Four U.S. senators unveiled a long-awaited bill on Wednesday boosting pressure on China to let its currency rise in value after the U.S. Treasury declined to brand the "undervalued" yuan a deliberate trade ploy.
The bill reflects growing frustration in Congress over the huge U.S. trade deficit with China, which hit a record $233 billion in 2006. Many lawmakers believe China's currency practices contribute to the deficit by giving Chinese companies an unfair price advantage in trade.
By setting out remedies up to and including potential coordinated currency intervention by the Federal Reserve and other central banks, the Senate proposal represents a rejection of Treasury Secretary Henry Paulson's efforts to get China to change through persuasion, not legislation.
The bill also potentially allows U.S. companies to seek anti-dumping duties on Chinese goods to offset the price advantage of Beijing's currency policies.
The legislation was crafted by Senate Finance Committee Chairman Max Baucus, a Montana Democrat; Sen. Charles Grassley, an Iowa Republican; Sen. Charles Schumer, a New York Democrat, and Sen. Lindsey Graham, a South Carolina Republican, who pledged last year to pursue a tough bill to pressure China without violating World Trade Organization rules.
In July 2005, China abandoned a decade-long policy of holding the value of the yuan, or renminbi (RMB), fixed against the U.S. dollar, revaluing it by 2.1%. Since then, however, it has risen only about 6%.
Treasury noted China's currency was "undervalued," but said it was "unable to determine that China's exchange rate policy was carried out for the purpose of preventing effective balance of payments adjustment or gaining unfair competitive advantage in international trade."
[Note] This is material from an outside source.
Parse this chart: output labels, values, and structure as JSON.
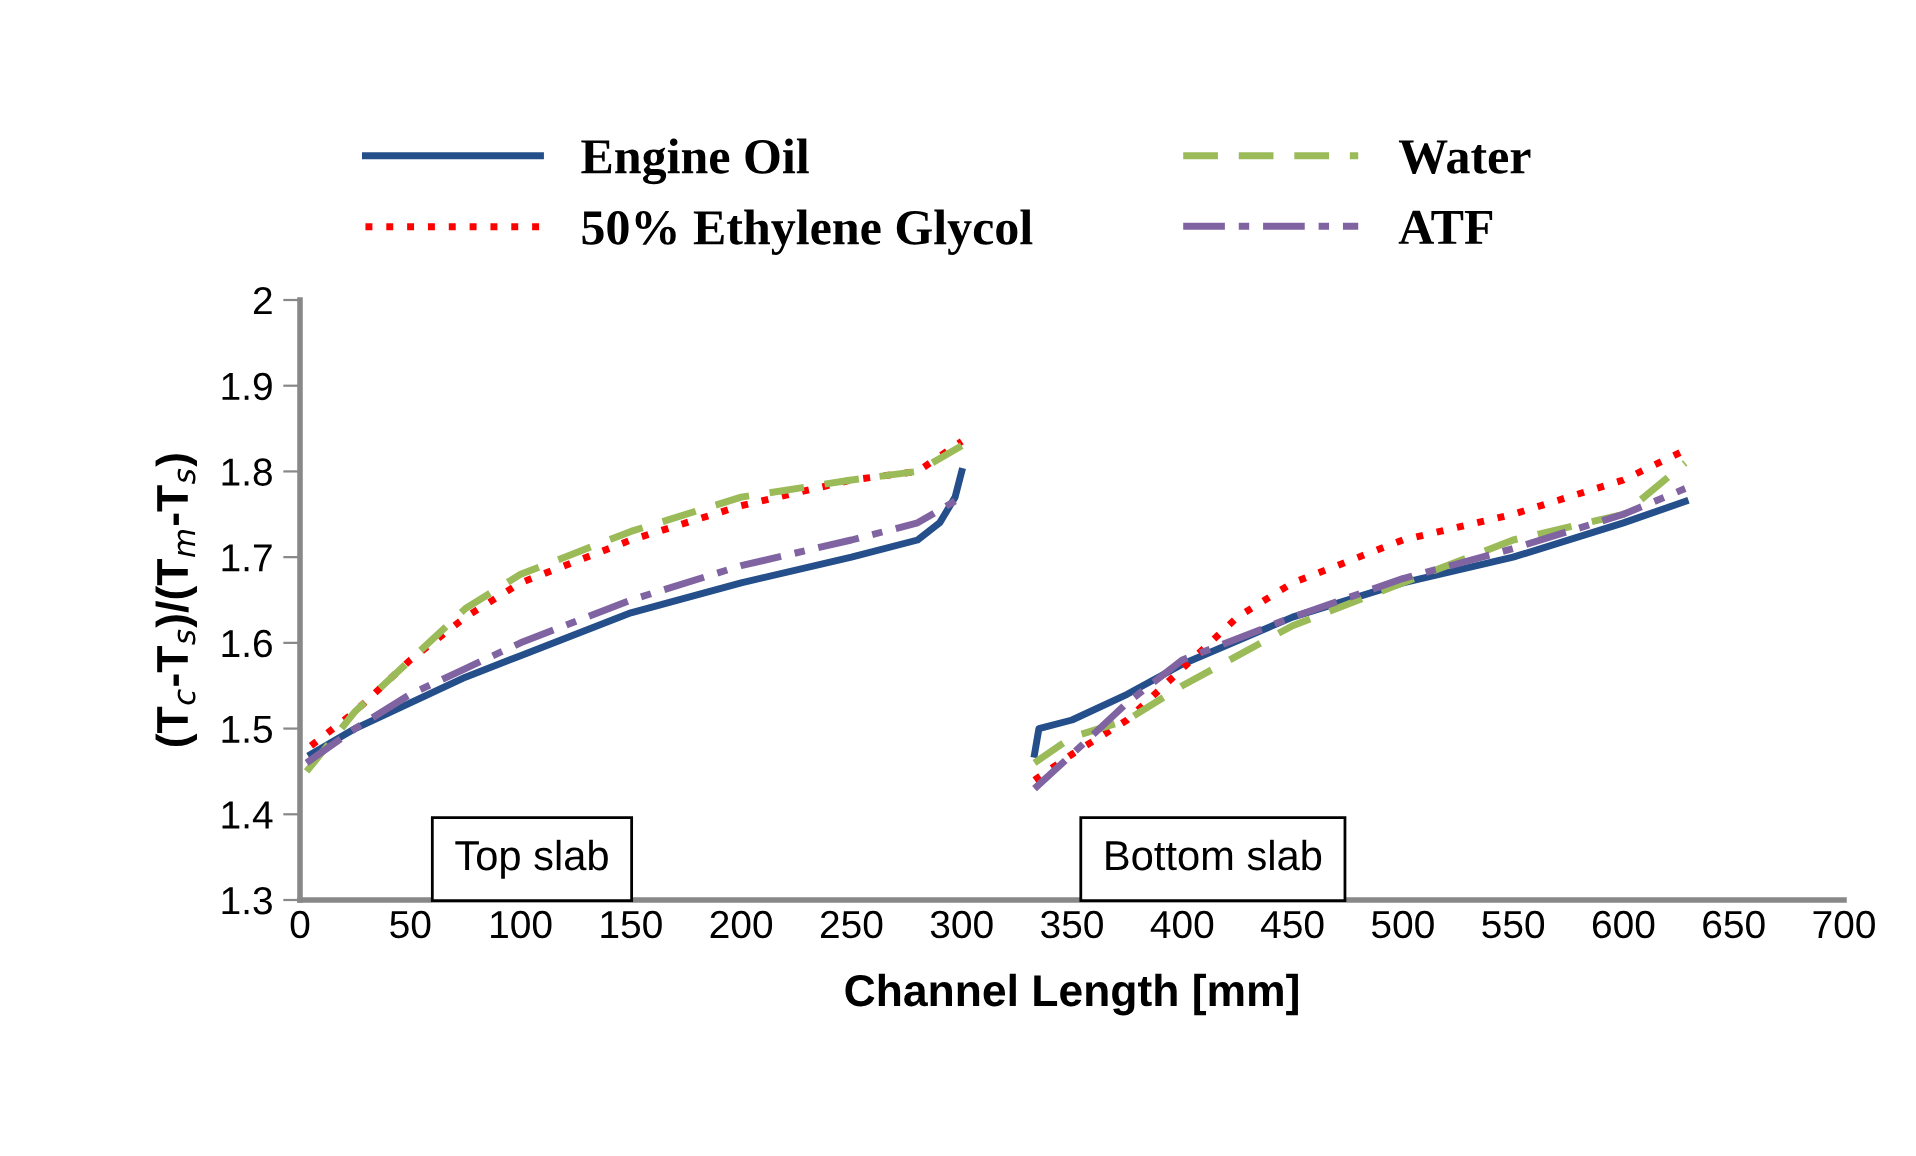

Schumer called that decision "mind-boggling," while Baucus said it showed U.S. currency policy was badly outdated and needed the overhaul the senators have proposed.
The bill would require Treasury to develop a new semi-annual report to determine whether a country's currency is "fundamentally misaligned," regardless of intent.
For nations labeled as a priority country, the legislation would require the U.S. Treasury to immediately seek advice from the International Monetary Fund and key trading partners on how best to address the issue.
It also requires Treasury to oppose any favorable change in IMF governance practices for a targeted country and orders the Commerce Department to take the targeted country's currency practices into consideration when deciding if it qualifies as a "market economy" under U.S. anti-dumping laws.
China has asked to be considered a market economy believing that would lead to lower U.S. anti-dumping duties, which are imposed on foreign goods sold below "fair market" value.
After six months, the bill ratchets up the pressure on countries with misaligned currencies by imposing additional penalties. Those include allowing U.S. companies to seek anti-dumping duties against the country's currency practices, something they can not do now.
If the country has not reformed its currency practices after a year, the U.S. Trade Representative's office would be required to initiate a currency case at the WTO.
The Treasury Department also would be required to consult with the Federal Reserve and other central banks on possible "remedial intervention in currency markets" against the targeted country.
"(The bill) gives a good chance for self-correction before penalties ramp up. It's a velvet glove with a steel fist inside," said Grassley. "This will be a very broadly supported bill," said Baucus, who told reporters it could be on the Senate floor for a vote by September. "This is the real deal."
Meanwhile, Schumer predicted the legislation would pass both the Senate and the House of Representatives with a large enough margin to protect it against a presidential veto.
Paulson, who took over Treasury last year, has been trying to persuade Chinese officials that they need to let their currency appreciate more rapidly because protectionist sentiment was on the rise in Congress. The Treasury report pledged to continue to push Beijing on the currency issue.
"Treasury forcefully raises the Chinese exchange rate regime with Chinese authorities at every available opportunity and will continue to do so," the report said.
"China should not hesitate any longer to take far more vigorous action to rebalance its economy, promote immediate RMB movement to tackle the currency's undervaluation, and achieve far greater flexibility in the exchange rate regime," it said.
Treasury officials said they were still studying the bill. Paulson, who got a telephone briefing on Wednesday on the legislation, has previously said Treasury has all the tools it needs to press China on the currency reform.